Human leukocyte immunoglobulin (Ig)-like receptors (LILR)

Human Leukocyte Immunoglobulin (Ig)-like Receptors (LILR) constitute a family of 11 innate immune-modulatory receptors that are primarily expressed on lymphoid and myeloid cells. Structurally and functionally, they resemble Killer Cell Ig-like Receptors (KIR) expressed on Natural Killer (NK) cells and subsets of T lymphocytes.

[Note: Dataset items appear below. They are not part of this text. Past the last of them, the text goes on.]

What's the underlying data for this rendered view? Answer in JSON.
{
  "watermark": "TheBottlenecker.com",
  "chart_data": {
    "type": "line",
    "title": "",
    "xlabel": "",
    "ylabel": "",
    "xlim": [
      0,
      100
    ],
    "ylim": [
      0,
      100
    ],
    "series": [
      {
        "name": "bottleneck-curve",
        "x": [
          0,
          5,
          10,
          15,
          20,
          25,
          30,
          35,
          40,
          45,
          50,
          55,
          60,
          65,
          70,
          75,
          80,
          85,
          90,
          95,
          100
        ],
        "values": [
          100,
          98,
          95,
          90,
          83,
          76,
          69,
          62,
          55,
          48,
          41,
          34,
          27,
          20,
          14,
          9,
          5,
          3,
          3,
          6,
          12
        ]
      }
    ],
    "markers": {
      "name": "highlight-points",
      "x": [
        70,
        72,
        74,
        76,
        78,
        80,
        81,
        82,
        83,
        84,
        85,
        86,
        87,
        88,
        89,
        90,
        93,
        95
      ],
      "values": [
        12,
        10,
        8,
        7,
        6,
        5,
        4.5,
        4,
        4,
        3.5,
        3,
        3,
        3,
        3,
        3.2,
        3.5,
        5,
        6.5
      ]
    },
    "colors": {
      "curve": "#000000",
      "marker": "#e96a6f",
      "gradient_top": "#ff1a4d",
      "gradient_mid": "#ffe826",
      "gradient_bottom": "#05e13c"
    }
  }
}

LILR are classified into activating (LILRA) and inhibitory (LILRB) types based on the differences in their associated signaling transduction domains (D). The activating LILRA subtypes include LILRA1–A6, which are also known as LIR6, ILT1, ILT6, ILT7, ILT11, and ILT8, respectively. The inhibitory LILRB subtypes include LILRB1–B5, which are also known as ILT2, ILT4, ILT5, ILT3, and LIR8, respectively. Except for soluble LILRA3, LILRA primarily mediates immune activation, while LILRB1-5 mainly inhibit immune responses and mediate immune tolerance. LILRB can serve as immune checkpoint molecules.
Abnormal expression and function of LILR are associated with various pathological conditions, including immunodeficiency (infections and malignancies) and excessive immune responses (autoimmunity and allograft rejection)^[1][2][3].